Program "Kemenag On The Boat"

Klungkung (BIMAS HINDU) – Inovasi layanan publik kini tidak lagi terbentur oleh jarak dan waktu. Kantor Kementerian Agama Kabupaten Klungkung membuktikan hal tersebut melalui program "Kemenag On The Boat", sebuah terobosan layanan edukasi keagamaan yang dilakukan langsung di atas kapal penyeberangan rute Kusamba-Nusa Penida, Senin (13/7/2026).

Di atas kapal Gangga Express, para penyuluh agama Hindu tidak sekadar menjadi penumpang. Mereka memanfaatkan waktu pelayaran untuk menyapa, berbagi penguatan rohani, hingga membuka ruang konsultasi bagi para penumpang, baik warga lokal maupun wisatawan yang hendak menuju Nusa Penida. Pendekatan yang santai dan dialogis ini mengubah suasana kapal menjadi ruang belajar yang hangat.
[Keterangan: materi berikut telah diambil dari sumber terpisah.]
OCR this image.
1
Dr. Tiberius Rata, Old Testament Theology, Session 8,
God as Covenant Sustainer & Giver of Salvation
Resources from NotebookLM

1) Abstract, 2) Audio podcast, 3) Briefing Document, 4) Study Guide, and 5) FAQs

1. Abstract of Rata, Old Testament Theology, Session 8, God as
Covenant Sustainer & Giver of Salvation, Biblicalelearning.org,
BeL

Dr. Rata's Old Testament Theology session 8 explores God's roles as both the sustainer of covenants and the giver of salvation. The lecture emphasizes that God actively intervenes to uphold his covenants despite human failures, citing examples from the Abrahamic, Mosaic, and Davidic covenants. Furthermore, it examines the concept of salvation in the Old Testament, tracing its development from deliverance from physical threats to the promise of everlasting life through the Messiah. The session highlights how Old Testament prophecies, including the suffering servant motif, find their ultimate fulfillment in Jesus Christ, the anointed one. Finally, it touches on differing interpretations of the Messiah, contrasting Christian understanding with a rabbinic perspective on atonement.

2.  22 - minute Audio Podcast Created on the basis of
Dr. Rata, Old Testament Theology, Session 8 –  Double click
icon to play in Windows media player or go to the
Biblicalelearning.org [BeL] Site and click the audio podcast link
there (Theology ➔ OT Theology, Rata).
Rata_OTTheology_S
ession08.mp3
Salah satu fokus utama dalam edukasi ini adalah penguatan etika berwisata religi. Mengingat Nusa Penida merupakan kawasan dengan banyak pura sakral, para penyuluh memberikan edukasi mendalam mengenai nilai Tri Hita Karana serta panduan etika (do and don't) yang harus dipatuhi saat memasuki area tempat suci.

"Selama berlayar, kami memberikan materi yang ringan namun bermakna. Penumpang tidak hanya mendapatkan penguatan rohani, tetapi juga pemahaman tentang bagaimana menjaga kesucian tempat ibadah dan menghormati adat istiadat setempat. Kami ingin setiap pengunjung membawa kedamaian dan sikap saling menghargai saat menginjakkan kaki di Nusa Penida," ujar Penyuluh Agama Hindu Kemenag Klungkung, Kadek Cahyadi.

Kehadiran penyuluh di tengah perjalanan ini disambut antusias oleh masyarakat. Program ini menjadi jembatan komunikasi yang efektif antara Kementerian Agama dengan publik, melampaui batas ruang kantor formal. Bagi Kemenag Klungkung, karakteristik geografis kepulauan menuntut pelayanan yang lebih adaptif dan jemput bola.

Inovasi "Kemenag On The Boat" selaras dengan semangat Asta Protas Kemenag, khususnya dalam mewujudkan layanan keagamaan yang berdampak nyata, mudah diakses, dan dirasakan langsung oleh masyarakat. Tidak hanya sekadar memberikan informasi, program ini turut mengampanyekan moderasi beragama dan penguatan kerukunan di ruang-ruang publik.

Melalui pendekatan ini, pesan-pesan toleransi dan etika keagamaan diharapkan mampu menjangkau khalayak yang lebih luas. Program ini menjadi bukti bahwa pembinaan keagamaan tetap dapat dilakukan secara inklusif dan kreatif, menjadikan setiap perjalanan sebagai peluang untuk menebar nilai-nilai kebajikan bagi sesama.